The TTP has established new training centers in Afghanistan’s Kunar, Nangarhar, Khost, and Paktika provinces, while UN findings also point toward collaboration between the TTP and groups such as Al Qaeda in the Indian Subcontinent (AQIS), increasing the risk of Afghanistan becoming a hub for regional terrorism. Pakistan exhausted diplomatic avenues before acting. It submitted protest notes, held border meetings, and issued repeated demarches demanding the dismantling of terrorist camps, all of which remained unresolved.
Against this backdrop, India’s selective posturing at the United Nations appears deeply contradictory. At a recent UNSC session, India’s Permanent Representative accused Pakistan of failing to uphold humanitarian obligations while remaining silent on concerns regarding terrorist sanctuaries used by anti Pakistan groups. Pakistan’s representative Saima Saleem responded by highlighting allegations that groups including the TTP, BLA, and Majeed Brigade have carried out attacks killing thousands of Pakistani civilians through networks allegedly operating from Afghan territory.
The India Taliban rapprochement is presented in the language of “regional stability” and “humanitarian engagement,” yet the broader strategic calculus remains visible. Analysts point to deteriorating India Pakistan relations and regional competition, including efforts to counter China’s growing influence, as major drivers behind India’s renewed engagement with Kabul. Critics argue that such policies risk further destabilizing an already fragile regional security environment.
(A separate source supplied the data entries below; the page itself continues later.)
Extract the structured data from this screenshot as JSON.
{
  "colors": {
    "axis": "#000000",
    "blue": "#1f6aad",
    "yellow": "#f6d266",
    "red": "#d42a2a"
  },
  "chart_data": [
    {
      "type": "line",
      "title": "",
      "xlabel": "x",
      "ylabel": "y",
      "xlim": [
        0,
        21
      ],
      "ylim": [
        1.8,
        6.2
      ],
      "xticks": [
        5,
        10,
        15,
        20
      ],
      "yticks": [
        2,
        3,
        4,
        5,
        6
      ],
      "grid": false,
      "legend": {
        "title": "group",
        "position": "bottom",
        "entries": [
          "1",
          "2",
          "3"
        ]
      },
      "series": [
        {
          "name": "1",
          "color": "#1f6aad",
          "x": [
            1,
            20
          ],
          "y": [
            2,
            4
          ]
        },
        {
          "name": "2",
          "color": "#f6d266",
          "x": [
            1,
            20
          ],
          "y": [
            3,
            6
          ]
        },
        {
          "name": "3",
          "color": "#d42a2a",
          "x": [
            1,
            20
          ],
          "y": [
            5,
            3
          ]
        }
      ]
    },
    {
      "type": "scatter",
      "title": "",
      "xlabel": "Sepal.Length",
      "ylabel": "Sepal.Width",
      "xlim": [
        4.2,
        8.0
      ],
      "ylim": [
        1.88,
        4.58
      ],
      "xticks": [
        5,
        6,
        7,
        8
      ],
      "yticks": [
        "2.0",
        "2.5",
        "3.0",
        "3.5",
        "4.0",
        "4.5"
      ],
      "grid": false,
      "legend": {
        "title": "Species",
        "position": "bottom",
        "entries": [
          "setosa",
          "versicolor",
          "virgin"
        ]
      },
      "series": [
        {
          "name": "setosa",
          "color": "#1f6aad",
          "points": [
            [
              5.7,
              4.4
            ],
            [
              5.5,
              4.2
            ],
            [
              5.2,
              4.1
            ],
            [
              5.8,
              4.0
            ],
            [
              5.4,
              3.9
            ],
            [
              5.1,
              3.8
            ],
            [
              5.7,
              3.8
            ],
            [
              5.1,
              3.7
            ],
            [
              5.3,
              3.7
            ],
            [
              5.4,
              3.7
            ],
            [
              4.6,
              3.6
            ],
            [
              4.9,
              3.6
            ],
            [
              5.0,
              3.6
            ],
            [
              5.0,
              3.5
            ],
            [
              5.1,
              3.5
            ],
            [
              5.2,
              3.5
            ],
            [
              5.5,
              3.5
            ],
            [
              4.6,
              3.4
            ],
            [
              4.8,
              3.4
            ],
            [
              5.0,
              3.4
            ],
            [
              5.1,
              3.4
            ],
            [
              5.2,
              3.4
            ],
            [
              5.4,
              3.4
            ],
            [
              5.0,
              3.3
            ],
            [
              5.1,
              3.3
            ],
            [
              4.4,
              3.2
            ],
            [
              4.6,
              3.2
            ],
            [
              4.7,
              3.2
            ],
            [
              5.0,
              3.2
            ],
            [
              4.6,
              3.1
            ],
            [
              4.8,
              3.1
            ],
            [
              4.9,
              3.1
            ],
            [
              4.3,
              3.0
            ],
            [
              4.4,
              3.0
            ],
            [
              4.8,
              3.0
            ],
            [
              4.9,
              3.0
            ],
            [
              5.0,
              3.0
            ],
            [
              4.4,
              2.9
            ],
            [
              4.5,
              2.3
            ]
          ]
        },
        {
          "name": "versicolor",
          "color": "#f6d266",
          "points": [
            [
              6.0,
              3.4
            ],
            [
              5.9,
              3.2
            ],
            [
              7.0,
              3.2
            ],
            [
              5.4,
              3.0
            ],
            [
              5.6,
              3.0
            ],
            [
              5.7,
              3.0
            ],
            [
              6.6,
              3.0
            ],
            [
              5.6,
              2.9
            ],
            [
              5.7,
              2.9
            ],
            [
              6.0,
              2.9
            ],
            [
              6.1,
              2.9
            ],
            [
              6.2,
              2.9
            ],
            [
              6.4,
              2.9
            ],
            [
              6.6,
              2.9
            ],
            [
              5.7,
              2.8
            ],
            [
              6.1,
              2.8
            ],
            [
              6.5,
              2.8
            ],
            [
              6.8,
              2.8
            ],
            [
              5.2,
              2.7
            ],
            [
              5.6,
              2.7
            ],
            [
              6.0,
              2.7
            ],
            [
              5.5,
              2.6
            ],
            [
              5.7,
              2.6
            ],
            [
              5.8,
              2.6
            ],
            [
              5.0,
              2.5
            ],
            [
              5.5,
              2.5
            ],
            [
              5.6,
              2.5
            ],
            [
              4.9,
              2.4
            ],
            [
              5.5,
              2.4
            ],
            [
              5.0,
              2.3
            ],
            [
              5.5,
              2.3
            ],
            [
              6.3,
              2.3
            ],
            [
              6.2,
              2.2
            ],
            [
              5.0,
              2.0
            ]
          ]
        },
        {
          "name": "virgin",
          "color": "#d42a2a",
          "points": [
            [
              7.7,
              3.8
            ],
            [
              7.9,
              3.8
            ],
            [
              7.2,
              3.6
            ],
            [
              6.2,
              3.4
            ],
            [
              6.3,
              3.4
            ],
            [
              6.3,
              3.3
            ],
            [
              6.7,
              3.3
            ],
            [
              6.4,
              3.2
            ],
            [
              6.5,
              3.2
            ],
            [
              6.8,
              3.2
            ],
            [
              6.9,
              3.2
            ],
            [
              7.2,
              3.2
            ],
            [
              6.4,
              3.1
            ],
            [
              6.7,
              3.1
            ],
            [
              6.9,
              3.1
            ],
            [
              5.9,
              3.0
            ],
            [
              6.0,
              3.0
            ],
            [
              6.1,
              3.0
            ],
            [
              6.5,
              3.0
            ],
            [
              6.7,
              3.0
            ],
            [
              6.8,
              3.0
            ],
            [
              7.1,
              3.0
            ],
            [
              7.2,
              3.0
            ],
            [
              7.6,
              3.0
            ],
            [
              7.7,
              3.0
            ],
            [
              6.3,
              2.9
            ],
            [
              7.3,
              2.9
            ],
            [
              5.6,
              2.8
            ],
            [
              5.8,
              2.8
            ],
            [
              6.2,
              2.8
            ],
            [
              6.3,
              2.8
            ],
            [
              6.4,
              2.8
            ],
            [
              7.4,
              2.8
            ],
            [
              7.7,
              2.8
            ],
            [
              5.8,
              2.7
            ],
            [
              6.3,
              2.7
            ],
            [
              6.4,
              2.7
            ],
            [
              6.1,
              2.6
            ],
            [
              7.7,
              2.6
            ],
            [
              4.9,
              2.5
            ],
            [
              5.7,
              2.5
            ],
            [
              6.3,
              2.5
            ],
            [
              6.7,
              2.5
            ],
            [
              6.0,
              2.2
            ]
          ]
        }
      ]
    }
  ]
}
Data from 2025 to 2026 indicates that Afghan based terrorist were responsible for a significant number of terrorist attacks inside Pakistan, while repeated diplomatic engagements failed to produce decisive action against TTP leadership based in Afghanistan. Under these circumstances, Pakistan maintains that its counterterrorism operations are measures undertaken for national security and self defense after exhausting diplomatic remedies.
The international community must ask itself a serious question: what kind of regional order should prevail in South Asia?
One where cross border terrorism continues unchecked, or one where states work collectively to eliminate terrorist safe havens and promote long term regional stability? The growing alignment between India and the Taliban raises difficult questions whose implications extend far beyond Pakistan alone.
Disclaimer:
The views and opinions expressed in this article are exclusively those of the author and do not reflect the official stance, policies, or perspectives of the Platform.